Prier un Dieu souverain (1) Le sens de la prière

Lors de la Pastorale 2025, Thierry Huser a présenté un exposé intitulé « Prière et souveraineté de Dieu ». Cet exposé reprenait et amplifiait un chapitre de son livre(\). Le présent article, qui en est tiré, explicite ce que l’on entend par « souveraineté de Dieu » et tente de dire le sens de la prière à cette lumière. Un second article cet automne développera les incidences de la souveraineté de Dieu sur la pratique de la prière.
Dans quel état d’esprit nous approchons-nous de Dieu lorsque nous prions ? Jésus nous invite à cultiver la confiance en Dieu notre Père : il est présent dans le lieu secret (Mt 6.6), sa bienveillance nous est assurée (Lc 11.11-13). Mais Jésus nous rappelle aussi que notre Père « est aux cieux ». Le sens de sa grandeur doit nous saisir et se coupler avec la liberté de nous approcher de lui.

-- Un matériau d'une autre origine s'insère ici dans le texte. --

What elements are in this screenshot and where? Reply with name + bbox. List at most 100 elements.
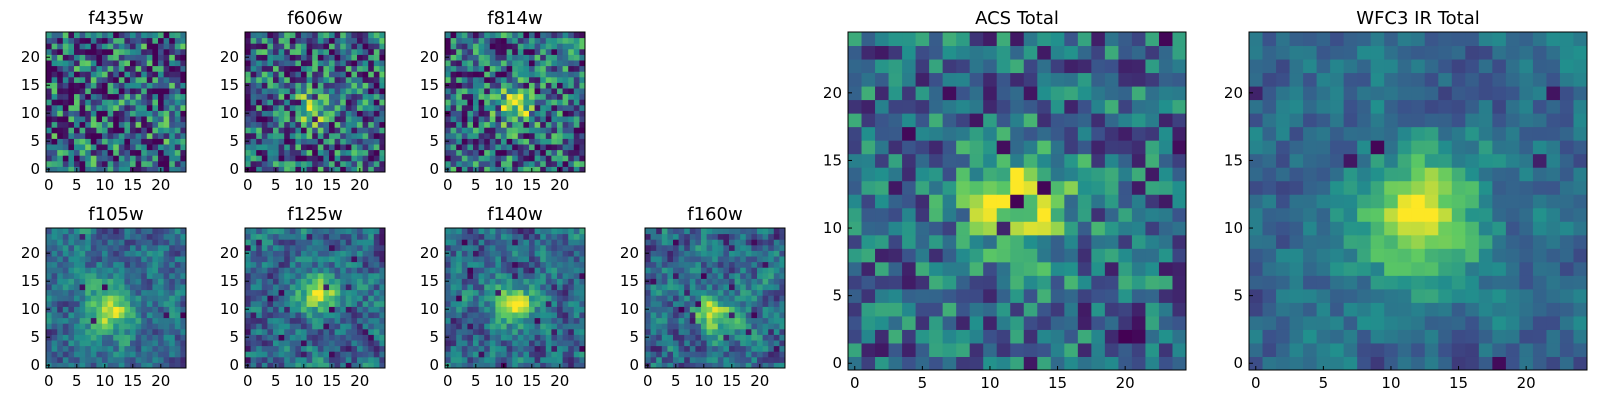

On célèbre volontiers la magnifique disponibilité de Dieu, toujours à notre écoute et attentif à tous nos besoins. Mais quelle place donner à sa souveraineté, au grand projet qu’il a fixé d’avance, à la connaissance parfaite qu’il a de toutes choses avant même que nous nous adressions à lui ? Comment l’intégrer, la respecter ? Quelle incidence a-t-elle sur la façon dont nous allons prier et sur notre vision même de la prière ? Nous nous proposons de suivre ces pistes brièvement.
La souveraineté de Dieu
L’expression « Dieu souverain » synthétise tout ce que nous pouvons mettre dans le titre de « Seigneur », lorsque nous l’employons en son sens plein. Le titre rappelle la prééminence de Dieu, qui, dans son être comme dans son action, est « au-dessus de tout » : des dieux (Ps 95.3), des peuples (Ps 99.2), de toute domination, de toute autorité, de toute puissance, de toute dignité (Ep 1.21) ; mais aussi, il est bon de le rappeler, « au-dessus de notre portée, de notre intelligence » (Ps 139.6). Il souligne son autorité légitime sur toutes choses : l’univers, les cieux, la terre sont à lui (Ps 24.1 ; 95.5) ; nous aussi, nous lui appartenons (Ps 100.3). Il rappelle la prééminence et la force de sa volonté : ses desseins sont le fruit de sa volonté, et subsistent toujours (Ps 33.11). Nul ne peut les obscurcir, les réduire à néant, ou prétendre instruire le Seigneur (Es 40.13-14). Il dit la maîtrise parfaite du Seigneur sur toute chose : rien ne lui échappe, rien ne lui résiste définitivement (2Ch 20.6) ; il n’est dépassé par rien (Ps 103.19) ; il conduit toutes choses à la réalisation de ses projets (Es 55.11).
Plusieurs qualités divines contribuent à la souveraineté de Dieu : sa toute-puissance, précieuse à rappeler dans la prière ; sa capacité à vouloir et à accomplir toutes choses selon sa volonté (Ep 1.11). Plus difficile à concevoir pour nous : son omniscience, sa capacité à tout voir, et même à tout connaître d’avance. Il faut ajouter, aussi, comme qualité de la souveraineté de Dieu, sa bonté, et ne jamais l’oublier : le projet de Dieu est un projet bienveillant (Ep 1.9) ! Sa réalisation en Christ nous le dit abondamment.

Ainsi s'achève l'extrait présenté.